There are countless individuals who would debate this point. Plenty of people have worldviews they believe are accurate even though those views don’t align with Christianity. Though all of us have worldviews, sometimes we’re not conscious of the fact that we have them, even though our views may be crude and unprocessed. But the existence of other worldviews is not at the heart of the debate - of course other worldviews exist! What matters is if the worldview is true for everybody in every situation.
In 2009, Chuck Colson was interviewed for Focus on the Family and spoke to the idea that Christianity is an accurate view of reality, stating,
“Christianity is not just a relationship with Jesus. It is a way of seeing all of life and reality.”

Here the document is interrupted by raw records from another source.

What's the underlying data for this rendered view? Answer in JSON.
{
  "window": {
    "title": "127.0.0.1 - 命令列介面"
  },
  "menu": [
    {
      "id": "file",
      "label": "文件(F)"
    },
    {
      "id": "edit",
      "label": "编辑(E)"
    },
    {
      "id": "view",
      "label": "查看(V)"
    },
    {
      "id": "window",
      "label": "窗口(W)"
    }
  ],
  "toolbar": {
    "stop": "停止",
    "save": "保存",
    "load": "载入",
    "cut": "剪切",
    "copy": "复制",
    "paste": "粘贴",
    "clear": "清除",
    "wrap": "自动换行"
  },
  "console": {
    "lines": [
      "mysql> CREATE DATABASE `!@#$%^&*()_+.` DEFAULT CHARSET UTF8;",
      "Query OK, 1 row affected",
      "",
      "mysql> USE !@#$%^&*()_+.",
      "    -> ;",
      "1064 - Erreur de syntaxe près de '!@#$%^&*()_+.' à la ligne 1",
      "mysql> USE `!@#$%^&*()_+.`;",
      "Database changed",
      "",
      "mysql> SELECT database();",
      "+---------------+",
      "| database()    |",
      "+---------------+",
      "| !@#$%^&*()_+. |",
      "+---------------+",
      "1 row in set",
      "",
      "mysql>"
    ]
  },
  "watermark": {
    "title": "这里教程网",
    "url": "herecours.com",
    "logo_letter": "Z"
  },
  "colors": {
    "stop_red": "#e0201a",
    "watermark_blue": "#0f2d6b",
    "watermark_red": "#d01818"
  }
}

God has given all of us the ability to know the truth about the world He created. All truth is God’s truth, regardless of how one acquired the knowledge of said truth. As all art aims to express truth, the way we process art and creativity needs to be done under the shadow of the Cross. This is not only the best way to worship and honor God, but it’s one of the best ways to love our neighbors, who are really God’s creations. There’s an uncountable number of human thoughts developed from false religions and secular philosophies that need to be “taken captive to Christ” because they’re holding our neighbors in bondage. These thoughts are expressed both explicitly and implicitly in artistic creations, and if we’re to follow the greatest commandments given by Jesus Himself, we need to be able to think wisely about the art we absorb.
“And even if our gospel is veiled, it is veiled to those who are perishing, in whose case the god of this world has blinded the minds of the unbelieving so that they might not see the light of the gospel of the glory of Christ, who is the image of God. For we do not preach ourselves but Christ Jesus as Lord, and ourselves as your bond-servants for Jesus’ sake. For God, who said, ‘Light shall shine out of darkness,’ is the One who has shone in our hearts to give the Light of the knowledge of the glory of God in the face of Christ.”
- 2 Corinthians 4:3-6 (NASB)
This is why Cross Processing exists: Christians equipping their fellow believers with thoughtful writings and conversations about art, with the purpose of bringing both honor and glory to God and the light of the Gospel to those whose labs are not calibrated to reality. We hope you continue to join us on this journey, and we pray that the Christians who write and present their ideas through our platform edify you, bringing yourself and those you may speak with - believers or unbelievers alike - closer to Christ.